ISRO replied to several RTI queries by @frustratedpluto with a standard template: “The information sought is exempted from disclosure under Section-8(1)(a) of RTI Act as it would prejudicially affect the scientific, technical and strategic interest of the state/country.”
ISRO is a civilian space agency. It is funded by tax payer money. It is responsible to not only deliver technical results, it is also responsible to develop scientific temper and scientific curiosity of it’s citizens.
One of the simplest ways of doing this is to update the people about the progress of it’s various projects. Space agencies like NASA and ESA have funds allocated for it’s scientists working on these projects to also engage with members of the public in an outreach budget. ISRO only has a very poor Public Relations department.
During the ISRO Spy Case days in the early 1990s, it was often said that ISRO was a civilian space agency and that it did not have any secrets. A cursory search of ISRO publications from an era before 2003 will give you all the technical details of most early ISRO projects of the kind asked for in the RTI reply.
An underdog’s success story in an environment of denial of technology made ISRO the darling of the people. Hence, early failures with the GSLV drew sharp criticism from the public. Expectations grew. ISRO could not keep up with them. It went into a cocoon.

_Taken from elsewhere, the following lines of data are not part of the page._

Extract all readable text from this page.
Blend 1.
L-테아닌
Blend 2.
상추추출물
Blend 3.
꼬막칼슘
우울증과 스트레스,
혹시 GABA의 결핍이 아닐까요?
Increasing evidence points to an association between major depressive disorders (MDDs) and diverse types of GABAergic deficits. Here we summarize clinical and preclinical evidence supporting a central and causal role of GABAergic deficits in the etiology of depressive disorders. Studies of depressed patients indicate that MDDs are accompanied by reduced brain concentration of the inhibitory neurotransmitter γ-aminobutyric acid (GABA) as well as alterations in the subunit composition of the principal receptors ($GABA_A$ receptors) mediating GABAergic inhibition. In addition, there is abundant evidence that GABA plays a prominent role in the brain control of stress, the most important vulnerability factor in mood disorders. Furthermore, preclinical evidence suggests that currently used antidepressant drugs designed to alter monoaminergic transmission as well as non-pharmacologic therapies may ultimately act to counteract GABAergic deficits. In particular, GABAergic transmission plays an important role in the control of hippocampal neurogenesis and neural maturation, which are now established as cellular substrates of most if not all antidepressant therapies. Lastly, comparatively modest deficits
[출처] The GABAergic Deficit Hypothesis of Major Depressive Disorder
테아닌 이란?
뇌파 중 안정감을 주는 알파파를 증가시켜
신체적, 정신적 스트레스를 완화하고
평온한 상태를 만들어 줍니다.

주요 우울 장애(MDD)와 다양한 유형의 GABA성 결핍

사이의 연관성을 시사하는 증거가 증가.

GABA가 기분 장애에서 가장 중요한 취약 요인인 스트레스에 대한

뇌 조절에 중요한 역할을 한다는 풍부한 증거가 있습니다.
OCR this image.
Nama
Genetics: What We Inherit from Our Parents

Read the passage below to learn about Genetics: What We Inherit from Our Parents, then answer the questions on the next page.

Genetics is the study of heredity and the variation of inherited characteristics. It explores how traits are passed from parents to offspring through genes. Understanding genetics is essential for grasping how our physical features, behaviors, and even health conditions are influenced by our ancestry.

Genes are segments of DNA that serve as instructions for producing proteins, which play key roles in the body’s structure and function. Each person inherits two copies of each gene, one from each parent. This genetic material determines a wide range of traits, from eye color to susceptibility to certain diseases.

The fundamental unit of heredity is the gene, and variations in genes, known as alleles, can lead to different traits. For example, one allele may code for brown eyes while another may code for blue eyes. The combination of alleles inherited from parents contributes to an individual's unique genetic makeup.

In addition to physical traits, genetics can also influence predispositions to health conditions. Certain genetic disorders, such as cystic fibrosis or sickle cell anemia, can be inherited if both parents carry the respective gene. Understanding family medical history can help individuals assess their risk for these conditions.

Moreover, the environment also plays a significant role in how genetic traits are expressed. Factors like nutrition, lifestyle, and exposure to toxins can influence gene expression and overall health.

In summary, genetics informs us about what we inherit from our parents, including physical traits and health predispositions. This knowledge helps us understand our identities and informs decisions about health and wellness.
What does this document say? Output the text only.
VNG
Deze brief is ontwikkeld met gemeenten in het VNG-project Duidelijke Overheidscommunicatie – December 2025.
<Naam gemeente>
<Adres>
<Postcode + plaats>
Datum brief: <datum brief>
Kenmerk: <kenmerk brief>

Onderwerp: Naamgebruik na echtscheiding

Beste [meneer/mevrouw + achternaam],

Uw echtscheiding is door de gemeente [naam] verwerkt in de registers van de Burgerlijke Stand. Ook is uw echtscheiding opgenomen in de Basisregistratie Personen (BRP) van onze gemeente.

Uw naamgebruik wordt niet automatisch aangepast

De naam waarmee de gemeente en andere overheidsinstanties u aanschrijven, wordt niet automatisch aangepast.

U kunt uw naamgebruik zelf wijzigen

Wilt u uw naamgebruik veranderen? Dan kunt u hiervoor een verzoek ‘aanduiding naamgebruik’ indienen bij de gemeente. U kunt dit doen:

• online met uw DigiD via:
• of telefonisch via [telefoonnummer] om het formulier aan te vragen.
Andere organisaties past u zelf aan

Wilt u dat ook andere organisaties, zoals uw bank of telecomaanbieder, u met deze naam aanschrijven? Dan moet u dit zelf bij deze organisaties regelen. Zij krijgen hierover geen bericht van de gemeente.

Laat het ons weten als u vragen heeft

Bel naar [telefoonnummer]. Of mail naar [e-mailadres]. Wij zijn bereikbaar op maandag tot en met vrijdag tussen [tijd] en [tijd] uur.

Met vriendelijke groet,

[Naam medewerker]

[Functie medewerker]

ISRO has always had leaders who accepted responsibility for failures. This has inspired Project Directors and others to work twice as hard to return to the launch pad with better results.
ISRO returned to the launch pad with a successful string of GSLV launches.
I believe that most of ISRO’s present predicament arises from setting unrealistic expectations.
When ISRO does not share information on it’s website but shares it at various events, all of which are not on public record, space enthusiasts like @frustratedpluto scour the internet for pictures, videos, presentations, papers and talks to get this information and share it with other space enthusiasts.
When such public information is not provided even on such fora, RTI remains the only tool to obtain this information from ISRO.
@frustratedpluto faced a lot of flak for this post which is documented on Twitter replies and Quote tweets. The effort from ISRO seems to have been to hide the slow progress and poor performance of ISRO under the garb of national security. The effort of some tweeps seems to have been to silence through intimidation.